Dietary Modification for Reducing Blood Pressure
People with type 2 diabetes and hypertension are at high risk for blood pressure–related cardiovascular events. Dietary Approaches to Stop Hypertension for Diabetes (DASH4D)5 was a randomized four-period crossover feeding study conducted at a community-based study centre from June 2021 to June 2024. It included adults with type 2 diabetes, a systolic blood pressure of 120 to 159mmHg, and a diastolic blood pressure of less than 100mmHg.

The DASH4D diet is a Dietary Approaches to Stop Hypertension (DASH)–style diet optimized for people with type 2 diabetes (lower carbohydrates, higher unsaturated fats, and lower potassium than the original DASH diet).

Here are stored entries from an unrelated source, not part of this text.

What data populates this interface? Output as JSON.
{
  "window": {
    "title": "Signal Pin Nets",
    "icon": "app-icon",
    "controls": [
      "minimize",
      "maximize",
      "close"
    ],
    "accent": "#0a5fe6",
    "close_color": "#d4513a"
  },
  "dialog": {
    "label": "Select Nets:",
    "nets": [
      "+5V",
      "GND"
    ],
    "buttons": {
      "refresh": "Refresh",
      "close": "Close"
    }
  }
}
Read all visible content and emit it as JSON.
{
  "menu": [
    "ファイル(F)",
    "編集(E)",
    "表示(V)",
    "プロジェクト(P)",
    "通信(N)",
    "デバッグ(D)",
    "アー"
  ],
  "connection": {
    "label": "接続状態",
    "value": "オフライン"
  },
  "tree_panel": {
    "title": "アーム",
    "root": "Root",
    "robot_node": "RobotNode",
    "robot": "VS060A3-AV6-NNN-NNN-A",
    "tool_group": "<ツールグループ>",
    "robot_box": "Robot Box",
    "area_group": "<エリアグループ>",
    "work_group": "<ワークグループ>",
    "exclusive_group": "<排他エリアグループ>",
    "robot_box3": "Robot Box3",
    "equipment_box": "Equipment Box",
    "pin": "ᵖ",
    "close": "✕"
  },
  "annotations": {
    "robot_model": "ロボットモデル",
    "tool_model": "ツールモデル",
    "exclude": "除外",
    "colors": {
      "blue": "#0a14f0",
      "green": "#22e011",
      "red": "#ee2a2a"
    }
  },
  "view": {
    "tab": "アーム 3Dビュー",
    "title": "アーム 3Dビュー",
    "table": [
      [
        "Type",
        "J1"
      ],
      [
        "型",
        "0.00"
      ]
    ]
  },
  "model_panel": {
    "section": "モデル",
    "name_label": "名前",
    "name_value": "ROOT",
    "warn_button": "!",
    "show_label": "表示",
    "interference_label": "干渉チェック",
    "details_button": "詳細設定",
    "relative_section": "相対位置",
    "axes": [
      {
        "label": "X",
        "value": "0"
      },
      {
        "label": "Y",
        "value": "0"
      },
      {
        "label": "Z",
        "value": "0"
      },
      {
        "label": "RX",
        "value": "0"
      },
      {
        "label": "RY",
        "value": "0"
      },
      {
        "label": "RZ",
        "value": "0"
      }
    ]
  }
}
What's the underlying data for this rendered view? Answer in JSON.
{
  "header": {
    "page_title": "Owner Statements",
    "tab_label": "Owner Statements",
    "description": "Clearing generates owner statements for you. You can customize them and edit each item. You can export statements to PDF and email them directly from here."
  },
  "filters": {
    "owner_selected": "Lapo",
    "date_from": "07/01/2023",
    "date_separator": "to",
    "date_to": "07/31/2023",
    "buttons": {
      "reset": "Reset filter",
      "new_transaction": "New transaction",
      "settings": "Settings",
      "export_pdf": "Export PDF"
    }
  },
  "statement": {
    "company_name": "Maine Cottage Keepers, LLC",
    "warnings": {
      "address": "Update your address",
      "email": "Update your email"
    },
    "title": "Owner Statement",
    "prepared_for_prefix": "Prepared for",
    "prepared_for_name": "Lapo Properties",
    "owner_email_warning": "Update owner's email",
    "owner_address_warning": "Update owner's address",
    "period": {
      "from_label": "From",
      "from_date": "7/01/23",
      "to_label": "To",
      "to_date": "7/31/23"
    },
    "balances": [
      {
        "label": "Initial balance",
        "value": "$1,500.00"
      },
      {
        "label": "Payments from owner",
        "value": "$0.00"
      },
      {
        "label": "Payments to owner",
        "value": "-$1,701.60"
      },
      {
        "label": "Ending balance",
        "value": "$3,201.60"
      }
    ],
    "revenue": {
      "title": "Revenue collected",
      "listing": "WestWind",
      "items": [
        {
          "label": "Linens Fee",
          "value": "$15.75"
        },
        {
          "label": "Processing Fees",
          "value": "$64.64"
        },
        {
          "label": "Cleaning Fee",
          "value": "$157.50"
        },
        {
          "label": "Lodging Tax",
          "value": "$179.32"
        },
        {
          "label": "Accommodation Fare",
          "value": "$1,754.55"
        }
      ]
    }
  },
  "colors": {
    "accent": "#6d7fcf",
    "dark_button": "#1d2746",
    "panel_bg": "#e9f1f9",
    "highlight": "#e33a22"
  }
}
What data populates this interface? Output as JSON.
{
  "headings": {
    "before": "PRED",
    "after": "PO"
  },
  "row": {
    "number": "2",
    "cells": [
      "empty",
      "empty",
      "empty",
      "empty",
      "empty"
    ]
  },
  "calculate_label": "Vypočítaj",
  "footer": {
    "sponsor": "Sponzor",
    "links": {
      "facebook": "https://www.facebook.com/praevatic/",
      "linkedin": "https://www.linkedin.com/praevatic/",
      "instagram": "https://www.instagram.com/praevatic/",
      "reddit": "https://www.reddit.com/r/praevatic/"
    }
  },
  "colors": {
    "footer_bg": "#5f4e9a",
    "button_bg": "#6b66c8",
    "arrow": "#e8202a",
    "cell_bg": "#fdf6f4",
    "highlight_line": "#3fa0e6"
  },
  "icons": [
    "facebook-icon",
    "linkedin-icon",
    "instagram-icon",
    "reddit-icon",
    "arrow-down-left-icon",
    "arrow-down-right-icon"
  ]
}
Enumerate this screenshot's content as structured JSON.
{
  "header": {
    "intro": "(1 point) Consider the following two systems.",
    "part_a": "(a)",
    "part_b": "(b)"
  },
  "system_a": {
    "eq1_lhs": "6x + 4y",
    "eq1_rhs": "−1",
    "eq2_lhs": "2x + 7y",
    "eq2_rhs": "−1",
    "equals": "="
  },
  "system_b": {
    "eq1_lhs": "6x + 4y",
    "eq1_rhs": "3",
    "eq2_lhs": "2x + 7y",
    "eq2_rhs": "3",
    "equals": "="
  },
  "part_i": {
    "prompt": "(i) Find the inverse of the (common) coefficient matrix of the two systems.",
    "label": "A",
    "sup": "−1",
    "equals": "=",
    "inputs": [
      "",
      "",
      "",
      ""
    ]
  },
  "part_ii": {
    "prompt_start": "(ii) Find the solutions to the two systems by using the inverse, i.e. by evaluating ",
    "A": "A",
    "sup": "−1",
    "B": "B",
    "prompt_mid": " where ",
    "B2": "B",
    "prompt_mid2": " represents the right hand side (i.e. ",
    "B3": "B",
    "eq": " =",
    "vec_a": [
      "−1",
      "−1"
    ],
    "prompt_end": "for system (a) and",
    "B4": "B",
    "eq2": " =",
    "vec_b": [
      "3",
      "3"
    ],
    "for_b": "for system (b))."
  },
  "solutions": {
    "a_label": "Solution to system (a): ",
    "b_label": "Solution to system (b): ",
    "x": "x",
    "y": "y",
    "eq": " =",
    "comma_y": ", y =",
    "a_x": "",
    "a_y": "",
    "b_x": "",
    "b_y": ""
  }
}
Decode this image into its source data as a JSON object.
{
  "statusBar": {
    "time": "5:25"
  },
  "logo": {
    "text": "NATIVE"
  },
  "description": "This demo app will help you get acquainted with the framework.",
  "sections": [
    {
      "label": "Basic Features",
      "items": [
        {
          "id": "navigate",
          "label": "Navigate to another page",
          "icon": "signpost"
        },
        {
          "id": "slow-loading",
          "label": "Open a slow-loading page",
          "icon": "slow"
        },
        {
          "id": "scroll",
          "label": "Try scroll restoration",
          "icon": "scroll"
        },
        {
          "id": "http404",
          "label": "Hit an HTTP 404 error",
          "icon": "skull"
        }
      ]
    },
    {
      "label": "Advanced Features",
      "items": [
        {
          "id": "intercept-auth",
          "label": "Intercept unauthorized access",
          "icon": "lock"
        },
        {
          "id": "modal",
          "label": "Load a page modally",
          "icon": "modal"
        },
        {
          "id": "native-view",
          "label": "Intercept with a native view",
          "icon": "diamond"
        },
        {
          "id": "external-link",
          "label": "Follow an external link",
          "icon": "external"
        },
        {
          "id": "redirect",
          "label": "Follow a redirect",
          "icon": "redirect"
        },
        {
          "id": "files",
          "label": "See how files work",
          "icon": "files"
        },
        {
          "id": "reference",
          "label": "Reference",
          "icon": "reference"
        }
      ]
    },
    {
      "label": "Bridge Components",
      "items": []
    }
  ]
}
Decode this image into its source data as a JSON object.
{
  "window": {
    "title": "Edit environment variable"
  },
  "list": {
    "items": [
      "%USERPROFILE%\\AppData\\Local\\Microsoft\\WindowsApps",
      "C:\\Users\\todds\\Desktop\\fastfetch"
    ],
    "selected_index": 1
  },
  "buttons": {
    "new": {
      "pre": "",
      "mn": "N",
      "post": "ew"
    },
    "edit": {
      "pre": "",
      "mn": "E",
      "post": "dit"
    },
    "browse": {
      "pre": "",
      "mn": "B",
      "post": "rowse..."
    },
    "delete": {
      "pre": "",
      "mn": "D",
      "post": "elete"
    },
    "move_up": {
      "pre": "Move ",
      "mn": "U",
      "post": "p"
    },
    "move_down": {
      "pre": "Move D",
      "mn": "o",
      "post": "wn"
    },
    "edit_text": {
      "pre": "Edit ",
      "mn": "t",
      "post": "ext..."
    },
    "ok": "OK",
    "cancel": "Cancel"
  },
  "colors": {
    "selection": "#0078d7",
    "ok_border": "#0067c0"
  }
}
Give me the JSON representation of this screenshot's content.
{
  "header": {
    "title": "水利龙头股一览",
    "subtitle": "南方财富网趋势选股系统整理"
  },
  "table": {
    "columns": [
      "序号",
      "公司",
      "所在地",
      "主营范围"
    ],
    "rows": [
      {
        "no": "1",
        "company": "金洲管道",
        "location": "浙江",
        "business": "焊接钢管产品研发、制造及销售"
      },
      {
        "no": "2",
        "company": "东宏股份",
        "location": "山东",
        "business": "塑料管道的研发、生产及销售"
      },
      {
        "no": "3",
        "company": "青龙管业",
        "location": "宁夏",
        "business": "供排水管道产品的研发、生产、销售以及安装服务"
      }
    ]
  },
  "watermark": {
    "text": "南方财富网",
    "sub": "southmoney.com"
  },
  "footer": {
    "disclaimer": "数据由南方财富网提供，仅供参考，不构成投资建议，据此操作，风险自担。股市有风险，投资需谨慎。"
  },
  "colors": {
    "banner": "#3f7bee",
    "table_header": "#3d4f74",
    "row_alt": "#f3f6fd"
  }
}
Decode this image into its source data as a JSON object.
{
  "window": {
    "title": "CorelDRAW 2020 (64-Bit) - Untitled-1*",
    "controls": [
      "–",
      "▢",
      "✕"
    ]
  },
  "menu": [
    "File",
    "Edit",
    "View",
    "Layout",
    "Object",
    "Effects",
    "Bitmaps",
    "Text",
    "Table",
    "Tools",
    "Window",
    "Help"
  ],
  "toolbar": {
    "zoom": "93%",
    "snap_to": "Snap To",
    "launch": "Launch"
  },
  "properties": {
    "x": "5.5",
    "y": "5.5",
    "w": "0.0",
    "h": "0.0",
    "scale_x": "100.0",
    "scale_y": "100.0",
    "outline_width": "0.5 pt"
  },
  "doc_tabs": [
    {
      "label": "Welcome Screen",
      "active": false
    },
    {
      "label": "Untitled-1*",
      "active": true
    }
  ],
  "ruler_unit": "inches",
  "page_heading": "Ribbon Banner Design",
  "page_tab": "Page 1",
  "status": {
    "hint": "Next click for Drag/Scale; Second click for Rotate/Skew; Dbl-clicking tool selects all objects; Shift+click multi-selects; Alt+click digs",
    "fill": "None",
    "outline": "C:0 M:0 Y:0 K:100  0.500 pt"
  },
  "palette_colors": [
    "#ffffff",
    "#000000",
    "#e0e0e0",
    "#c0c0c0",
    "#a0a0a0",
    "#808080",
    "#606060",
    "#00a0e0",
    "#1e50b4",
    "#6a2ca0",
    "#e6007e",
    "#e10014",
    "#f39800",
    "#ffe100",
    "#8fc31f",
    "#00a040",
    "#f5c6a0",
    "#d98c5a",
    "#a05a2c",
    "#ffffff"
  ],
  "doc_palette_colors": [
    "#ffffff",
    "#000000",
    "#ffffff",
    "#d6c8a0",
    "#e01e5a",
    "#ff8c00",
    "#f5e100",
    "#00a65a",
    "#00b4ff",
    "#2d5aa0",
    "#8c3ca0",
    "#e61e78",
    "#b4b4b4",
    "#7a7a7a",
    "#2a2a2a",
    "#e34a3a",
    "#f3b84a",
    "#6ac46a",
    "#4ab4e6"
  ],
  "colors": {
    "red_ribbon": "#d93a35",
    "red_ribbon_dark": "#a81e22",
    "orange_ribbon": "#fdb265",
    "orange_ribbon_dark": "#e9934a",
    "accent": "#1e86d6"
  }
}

Participants were provided all of their food and ate no outside food. Weight was held constant. Data analysis was completed in November 2024. The objective was to determine the effects of dietary patterns and sodium reduction on blood pressure in adults with type 2 diabetes. Participants were randomized to a sequence of four diets, each for five weeks: (1) DASH4D diet with lower sodium, (2) DASH4D diet with higher sodium, (3) comparison (typical US) diet with lower sodium, and (4) comparison diet with higher sodium (reference). The conclusion was that for adults with type 2 diabetes, most of whom were treated with multiple antihypertensive medications, the ASH4D diet combined with sodium reduction achieved a clinically relevant reduction in blood pressure, primarily from sodium reduction.

References:

  1. Vetere G et al. The relationship between playing musical instruments and cognitive trajectories: Analysis from a UK ageing cohort. Int J Geriatr Psychiatry. 2024;e6061. https://doi.org/10.1002/gps.6061
  2. Hou C et al. Active Travel Mode and Incident Dementia and Brain Structure. JAMA Network Open. 2025;8(6):e2514316. https://doi.org/10.1001/jamanetworkopen.2025.14316
  3. Ding D et al. Daily steps and health outcomes in adults: a systematic review and dose-response meta-analysis. Lancet Public Health 2025 Published Online July 23, 2025 https://doi.org/10.1016/S2468-2667(25)00164-1
  4. Naudin S et al. Alcohol intake and pancreatic cancer risk: An analysis from 30 prospective studies across Asia, Australia, Europe, and North America. PLoS Med 22(5): e1004590. (Published May 2025) https://doi.org/10.1371/journal.pmed.1004590
  5. Pilla S et al. Dietary Patterns, Sodium Reduction, and Blood Pressure in Type 2 Diabetes The DASH4D Randomized Clinical Trial. JAMA Intern Med. doi:10.1001/jamainternmed.2025.1580. Published online June 9, 2025.